When you read a peptide certificate of analysis (COA), the reported purity figure describes the peptide salt, not the pure peptide chain itself. The counter-ion — the charged molecule that pairs with the peptide during manufacturing — makes up part of that mass, and its identity matters when comparing products or interpreting net peptide content.
What is a salt form?
Peptides are synthesized as charged molecules. During and after solid-phase peptide synthesis (SPPS), the free amino and guanidinium groups on the peptide backbone carry positive charges that must be balanced by a negatively charged counter-ion. The resulting compound is a peptide salt: the peptide itself paired with an anionic species. The two counter-ions encountered most often in research-grade peptides are acetate (CH₃COO⁻) and trifluoroacetate (CF₃COO⁻, commonly abbreviated TFA).
The salt form does not change the peptide's amino acid sequence or its primary structure. What it does change is the molecular weight of the compound as-weighed, and therefore the actual moles of peptide present in a given mass of product.
Acetate vs. trifluoroacetate
TFA enters the product during the cleavage and deprotection step of SPPS. Trifluoroacetic acid is used in large excess to remove protecting groups from the assembled chain, and residual TFA ions bind tightly to the peptide's basic sites.

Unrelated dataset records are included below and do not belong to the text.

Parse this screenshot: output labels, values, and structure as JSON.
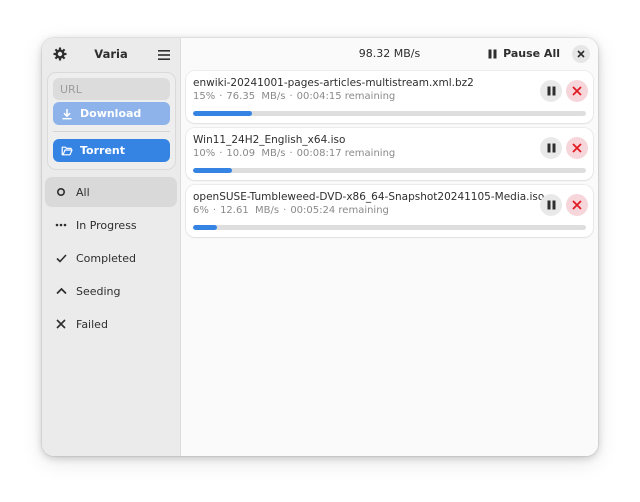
{
  "sidebar": {
    "title": "Varia",
    "settings_icon": "gear-icon",
    "menu_icon": "hamburger-menu-icon",
    "url_placeholder": "URL",
    "url_value": "",
    "download_label": "Download",
    "download_icon": "download-arrow-icon",
    "torrent_label": "Torrent",
    "torrent_icon": "folder-open-icon",
    "filters": [
      {
        "label": "All",
        "icon": "circle-icon",
        "active": true
      },
      {
        "label": "In Progress",
        "icon": "dots-icon",
        "active": false
      },
      {
        "label": "Completed",
        "icon": "check-icon",
        "active": false
      },
      {
        "label": "Seeding",
        "icon": "chevron-up-icon",
        "active": false
      },
      {
        "label": "Failed",
        "icon": "x-icon",
        "active": false
      }
    ]
  },
  "header": {
    "total_speed": "98.32 MB/s",
    "pause_all_label": "Pause All",
    "pause_all_icon": "pause-icon",
    "close_icon": "close-icon"
  },
  "colors": {
    "accent": "#3584e4",
    "accent_disabled": "#8db3ea",
    "cancel_bg": "#f6d6da",
    "cancel_fg": "#e01b24"
  },
  "downloads": [
    {
      "filename": "enwiki-20241001-pages-articles-multistream.xml.bz2",
      "percent": "15%",
      "progress": 0.15,
      "speed": "76.35  MB/s",
      "remaining": "00:04:15 remaining"
    },
    {
      "filename": "Win11_24H2_English_x64.iso",
      "percent": "10%",
      "progress": 0.1,
      "speed": "10.09  MB/s",
      "remaining": "00:08:17 remaining"
    },
    {
      "filename": "openSUSE-Tumbleweed-DVD-x86_64-Snapshot20241105-Media.iso",
      "percent": "6%",
      "progress": 0.06,
      "speed": "12.61  MB/s",
      "remaining": "00:05:24 remaining"
    }
  ]
}
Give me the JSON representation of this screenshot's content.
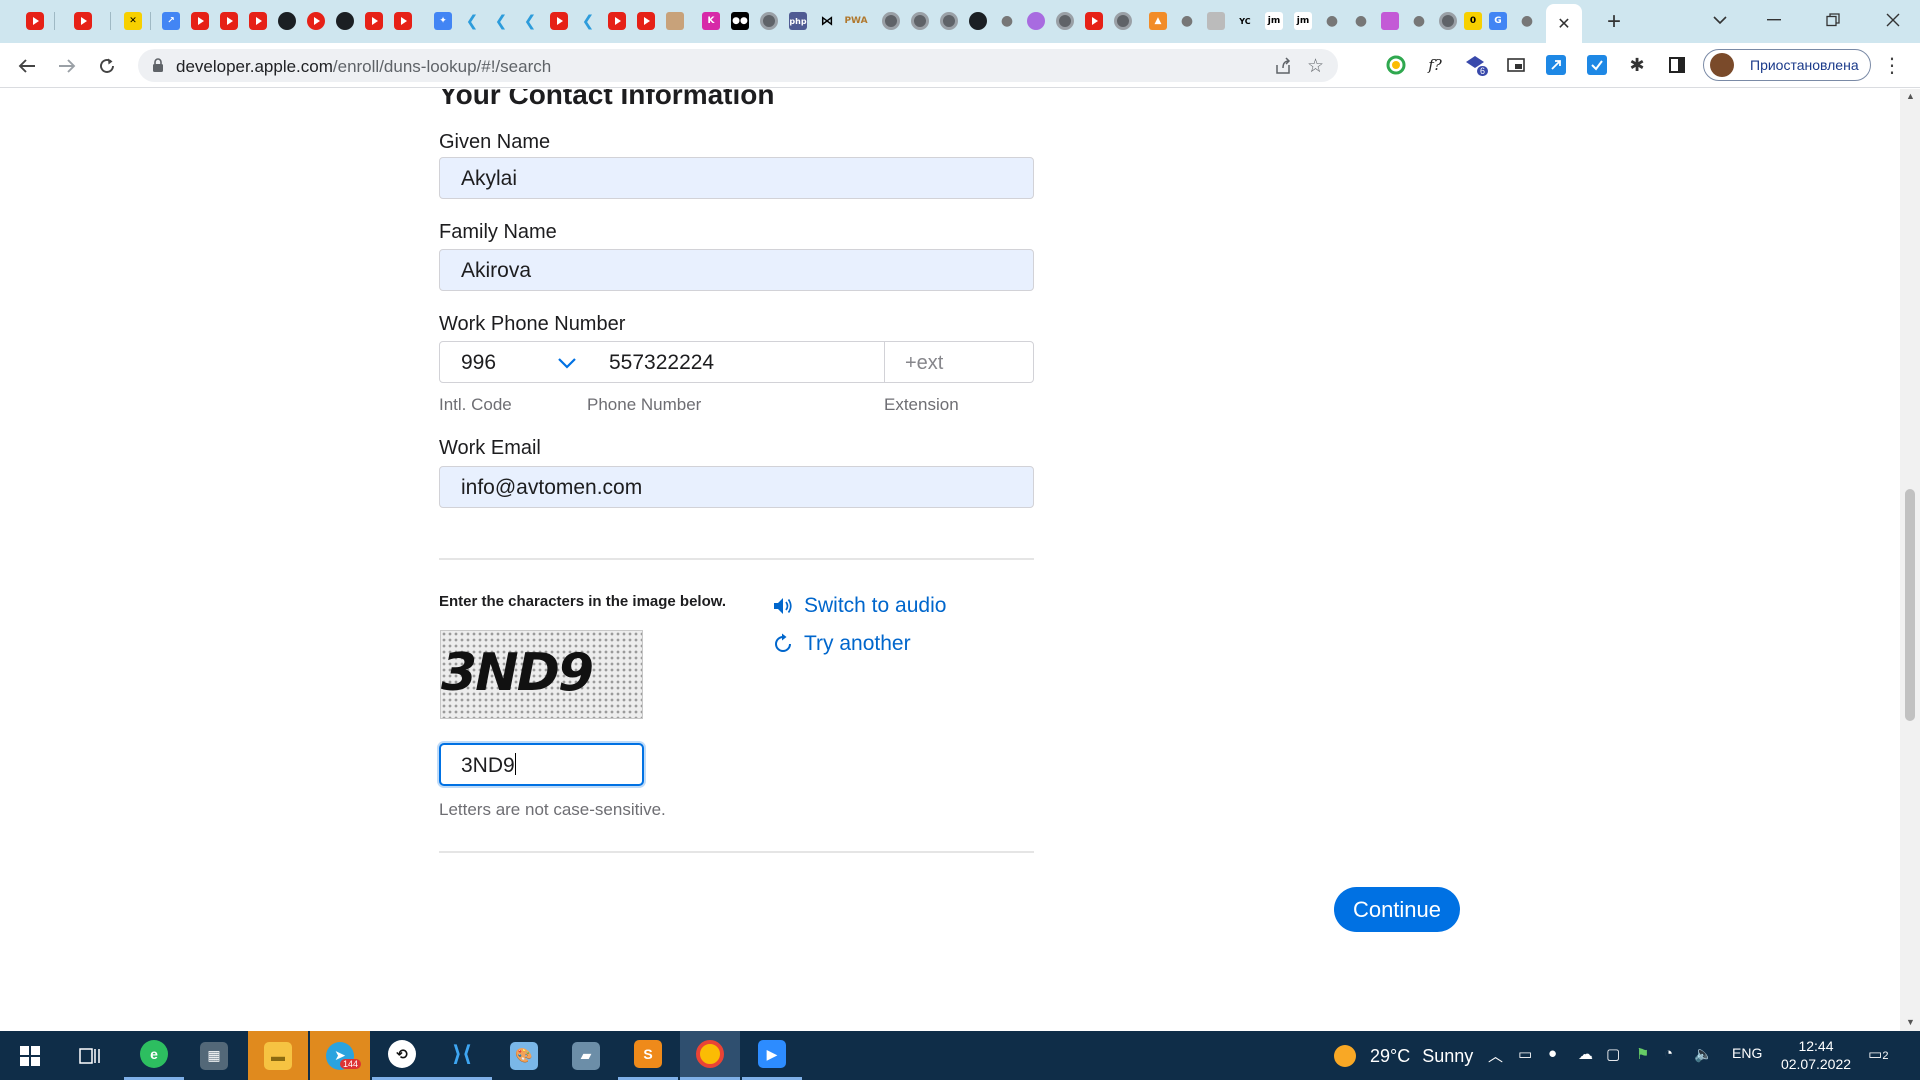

Because TFA has a molecular weight of approximately 113 g/mol — substantially heavier than acetate at roughly 59 g/mol — a higher proportion of the weighed mass is counter-ion rather than peptide. For longer or more basic peptides (those with multiple lysine, arginine, or histidine residues), TFA content can account for a meaningful fraction of total mass.
Acetate counter-ions are introduced by washing or exchanging the crude peptide with acetic acid or ammonium acetate buffers after purification. Acetate salts are lighter and are generally considered more suitable for biological assay work, partly because TFA has been reported in the research literature to have cytotoxic effects at higher concentrations in cell-based experiments.
| Property | Acetate form | TFA form |
|---|---|---|
| Counter-ion formula | CH₃COO⁻ | CF₃COO⁻ |
| Approximate MW of counter-ion | ~59 g/mol | ~113 g/mol |
| Introduced by | Post-purification ion exchange | SPPS deprotection step |
| Net peptide content (relative) | Higher per gram weighed | Lower per gram weighed |
| Common concern in research | Generally less noted | Reported cytotoxicity in cell assays |
Why net peptide content matters
A COA reporting "98% purity by HPLC" describes the ratio of the target peptide peak to all other peaks in the chromatogram. Counter-ions such as TFA and acetate are UV-transparent at the wavelengths typically used for peptide analysis (214–220 nm) and do not register as peaks — meaning HPLC purity provides no information about their presence or mass fraction. Two products with identical HPLC purity can therefore deliver different moles of active peptide per milligram if one is the acetate salt and the other is the TFA salt. Some vendors and independent testing labs (including Janoshik and Peptigrity) separately report net peptide content — a quantitative figure, typically determined by nitrogen analysis or amino acid analysis, that reflects the actual peptide mass fraction after accounting for counter-ions, water, and residual solvents. Research-oriented buyers often look for this figure alongside HPLC purity because it provides a more complete picture of what is in the vial.
Pharmacopeial monographs and guidance documents from bodies such as the USP and the European Medicines Agency describe net peptide content testing methods for approved peptide drug substances. For research-grade peptides sold outside any regulatory approval framework — which describes the overwhelming majority of peptides available through online vendors — independent third-party COAs remain the primary mechanism by which buyers can assess salt form and net content.